It is looking like President Barack Obama’s “Big Data” privacy plans might get through the Republican controlled Congress.
He has proposed action on a series of laws to address “Big Data” concerns, but most have not gone anywhere when many corporations want to collect data to sell products, and are telling their paid politicians to vote them down.
This was the reason that a proposal to update the outdated Electronic Privacy Communications Act to protect email and other data stored in the cloud died.
However that is starting to change after public concerns over privacy and cybersecurity that have been amplified by high-profile hacking of credit card data at companies such as Target and Home Depot.
First up is a law being put through by Indiana Congressman Luke Messer, the chairman of the House of Representatives Republican Policy Committee, and Democrat Jared Polis of Colorado, an Internet entrepreneur who founded a network of charter schools.

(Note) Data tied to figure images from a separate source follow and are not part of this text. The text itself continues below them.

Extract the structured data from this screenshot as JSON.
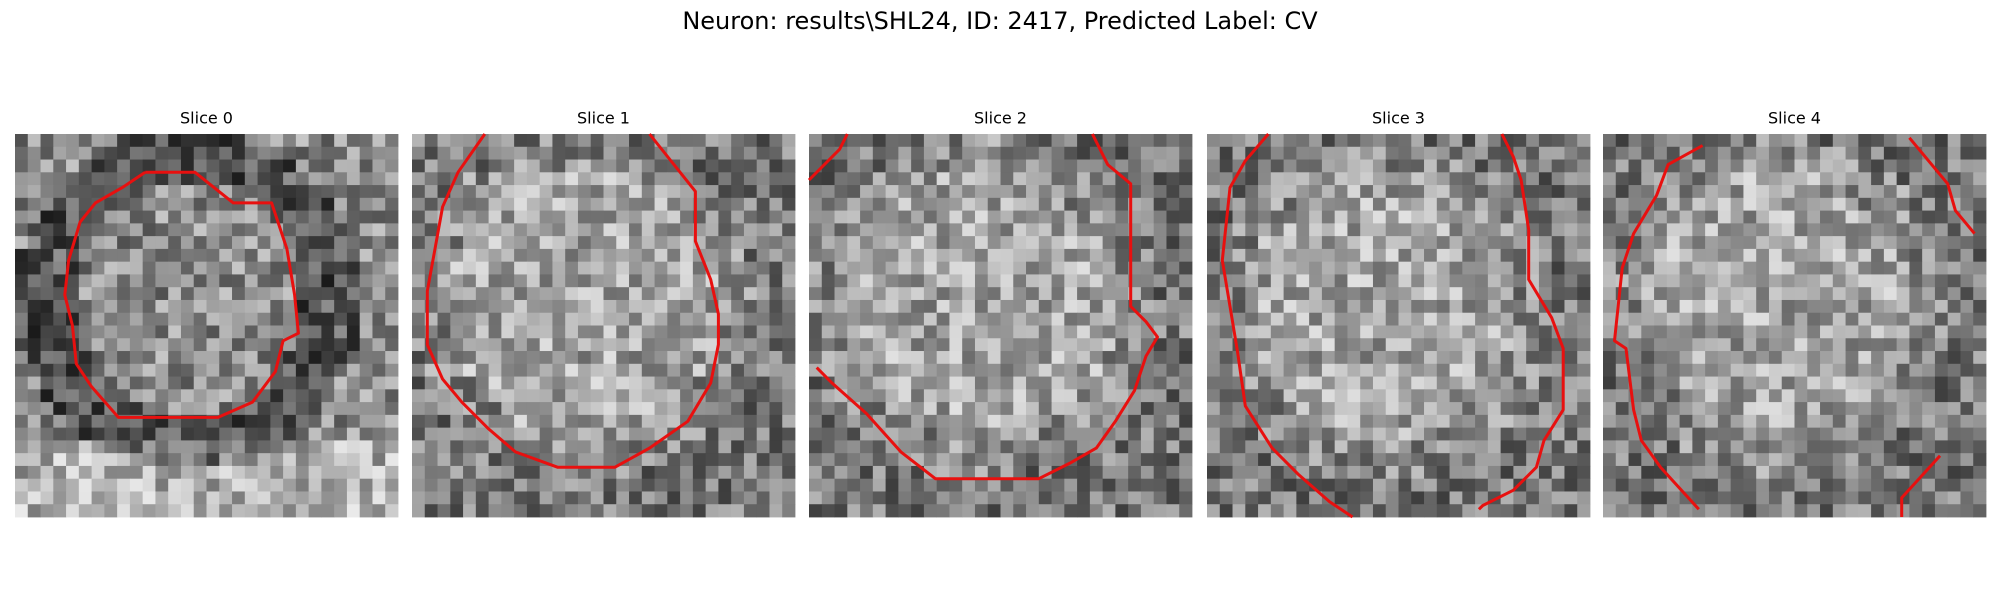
{
  "title": "Neuron: results\\SHL24, ID: 2417, Predicted Label: CV",
  "panels": [
    {
      "title": "Slice 0"
    },
    {
      "title": "Slice 1"
    },
    {
      "title": "Slice 2"
    },
    {
      "title": "Slice 3"
    },
    {
      "title": "Slice 4"
    }
  ]
}
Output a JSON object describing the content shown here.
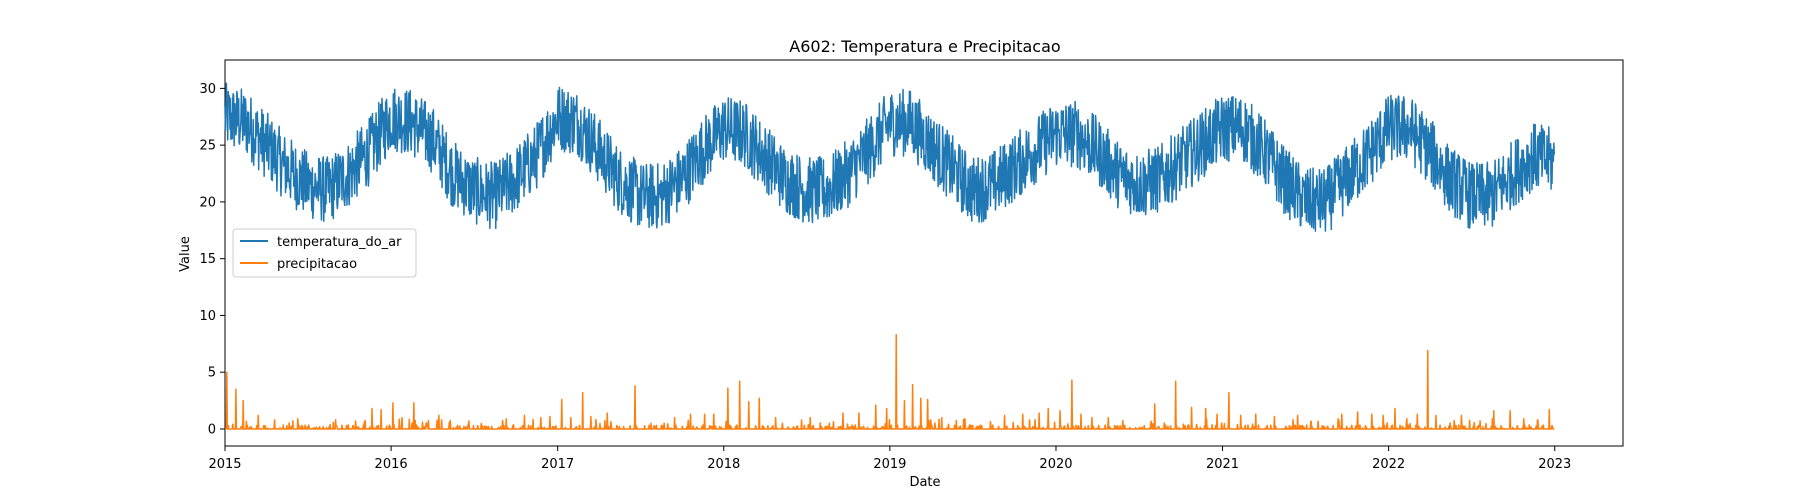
{
  "chart_data": {
    "type": "line",
    "title": "A602: Temperatura e Precipitacao",
    "xlabel": "Date",
    "ylabel": "Value",
    "xlim": [
      "2015-01-01",
      "2023-05-31"
    ],
    "ylim": [
      -1.5,
      32.5
    ],
    "x_ticks": [
      "2015",
      "2016",
      "2017",
      "2018",
      "2019",
      "2020",
      "2021",
      "2022",
      "2023"
    ],
    "y_ticks": [
      "0",
      "5",
      "10",
      "15",
      "20",
      "25",
      "30"
    ],
    "legend_position": "center-left",
    "grid": false,
    "series": [
      {
        "name": "temperatura_do_ar",
        "color": "#1f77b4",
        "x": [
          "2015-01-01",
          "2015-02-15",
          "2015-04-01",
          "2015-05-15",
          "2015-07-01",
          "2015-08-15",
          "2015-10-01",
          "2015-11-15",
          "2016-01-01",
          "2016-02-15",
          "2016-04-01",
          "2016-05-15",
          "2016-07-01",
          "2016-08-15",
          "2016-10-01",
          "2016-11-15",
          "2017-01-01",
          "2017-02-15",
          "2017-04-01",
          "2017-05-15",
          "2017-07-01",
          "2017-08-15",
          "2017-10-01",
          "2017-11-15",
          "2018-01-01",
          "2018-02-15",
          "2018-04-01",
          "2018-05-15",
          "2018-07-01",
          "2018-08-15",
          "2018-10-01",
          "2018-11-15",
          "2019-01-01",
          "2019-02-15",
          "2019-04-01",
          "2019-05-15",
          "2019-07-01",
          "2019-08-15",
          "2019-10-01",
          "2019-11-15",
          "2020-01-01",
          "2020-02-15",
          "2020-04-01",
          "2020-05-15",
          "2020-07-01",
          "2020-08-15",
          "2020-10-01",
          "2020-11-15",
          "2021-01-01",
          "2021-02-15",
          "2021-04-01",
          "2021-05-15",
          "2021-07-01",
          "2021-08-15",
          "2021-10-01",
          "2021-11-15",
          "2022-01-01",
          "2022-02-15",
          "2022-04-01",
          "2022-05-15",
          "2022-07-01",
          "2022-08-15",
          "2022-10-01",
          "2022-11-15",
          "2022-12-31"
        ],
        "y": [
          27.5,
          27.0,
          25.0,
          23.0,
          21.5,
          21.0,
          22.5,
          24.5,
          27.5,
          27.0,
          25.5,
          22.5,
          21.0,
          20.5,
          22.0,
          24.0,
          27.5,
          27.0,
          24.5,
          22.0,
          20.5,
          20.5,
          22.0,
          24.5,
          26.5,
          26.0,
          24.0,
          22.0,
          21.0,
          21.0,
          22.5,
          24.5,
          27.0,
          27.0,
          25.0,
          23.0,
          21.0,
          21.5,
          23.0,
          24.5,
          26.0,
          26.0,
          24.5,
          22.5,
          21.5,
          22.0,
          23.5,
          25.0,
          26.5,
          26.5,
          24.5,
          22.0,
          20.0,
          20.0,
          22.0,
          24.0,
          26.5,
          26.5,
          24.5,
          22.0,
          20.5,
          20.5,
          22.5,
          24.0,
          23.5
        ]
      },
      {
        "name": "precipitacao",
        "color": "#ff7f0e",
        "x": [
          "2015-01-05",
          "2015-01-25",
          "2015-02-10",
          "2015-03-15",
          "2015-04-20",
          "2015-06-10",
          "2015-09-01",
          "2015-10-15",
          "2015-11-20",
          "2015-12-10",
          "2016-01-05",
          "2016-01-25",
          "2016-02-20",
          "2016-03-10",
          "2016-04-15",
          "2016-06-20",
          "2016-09-10",
          "2016-10-20",
          "2016-11-25",
          "2016-12-15",
          "2017-01-10",
          "2017-01-30",
          "2017-02-25",
          "2017-03-15",
          "2017-04-20",
          "2017-06-20",
          "2017-07-25",
          "2017-09-15",
          "2017-10-20",
          "2017-11-20",
          "2017-12-10",
          "2018-01-10",
          "2018-02-05",
          "2018-02-25",
          "2018-03-20",
          "2018-04-25",
          "2018-07-10",
          "2018-09-20",
          "2018-10-25",
          "2018-12-01",
          "2018-12-25",
          "2019-01-15",
          "2019-02-02",
          "2019-02-20",
          "2019-03-10",
          "2019-03-25",
          "2019-04-25",
          "2019-06-15",
          "2019-09-10",
          "2019-10-20",
          "2019-11-25",
          "2019-12-15",
          "2020-01-10",
          "2020-02-05",
          "2020-02-25",
          "2020-03-20",
          "2020-04-25",
          "2020-08-05",
          "2020-09-20",
          "2020-10-25",
          "2020-11-25",
          "2020-12-20",
          "2021-01-15",
          "2021-02-10",
          "2021-03-15",
          "2021-04-25",
          "2021-06-15",
          "2021-09-20",
          "2021-10-25",
          "2021-11-25",
          "2021-12-20",
          "2022-01-15",
          "2022-02-10",
          "2022-03-05",
          "2022-03-28",
          "2022-04-15",
          "2022-06-10",
          "2022-08-20",
          "2022-09-25",
          "2022-10-25",
          "2022-11-25",
          "2022-12-20"
        ],
        "y": [
          5.0,
          3.5,
          2.5,
          1.2,
          0.8,
          0.9,
          0.8,
          0.7,
          1.8,
          1.7,
          2.3,
          1.0,
          2.3,
          0.6,
          1.2,
          0.7,
          0.9,
          1.2,
          1.0,
          1.1,
          2.6,
          1.0,
          3.2,
          1.1,
          1.4,
          3.8,
          0.5,
          1.0,
          1.3,
          1.3,
          1.3,
          3.6,
          4.2,
          2.4,
          2.7,
          1.0,
          1.0,
          1.4,
          1.4,
          2.1,
          1.8,
          8.3,
          2.5,
          3.9,
          2.7,
          2.6,
          1.0,
          0.9,
          1.2,
          1.3,
          1.4,
          1.8,
          1.6,
          4.3,
          1.3,
          1.0,
          1.0,
          2.2,
          4.2,
          1.9,
          1.8,
          1.3,
          3.2,
          1.2,
          1.3,
          1.1,
          1.2,
          1.3,
          1.5,
          1.3,
          1.2,
          1.8,
          0.9,
          1.3,
          6.9,
          1.2,
          1.2,
          1.6,
          1.6,
          0.9,
          0.8,
          1.7
        ]
      }
    ]
  }
}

He is pushing a student privacy bill which will stop big corporates collecting data on kids. The lawmakers have worked on the issue with privacy advocates and more than 100 companies including Microsoft, Google and News Corp subsidiary Amplify to develop a privacy pledge to prevent misuse of data collected in classrooms.
The law will make sure that data collected from students is used only for educational and legitimate research purposes.
Obama wants to go further and has proposed a new national standard to require companies to tell consumers within 30 days from the discovery of a data breach that their personal information had been compromised.
However, there are a patchwork of differing state regulations, which might put a spanner in the works.
Obama is also worried about how Big Data could be used to discriminate against people based on race or where they live for housing or jobs.
On Thursday, the White House will release a report on how companies use Big Data to offer different prices to different consumers saying that Big Data techniques have “turbocharged” price discrimination. Those sorts of laws will hack off the US corporate sponsors of the US political system, and might also die. But US reports are optimistic that Obama might win that one.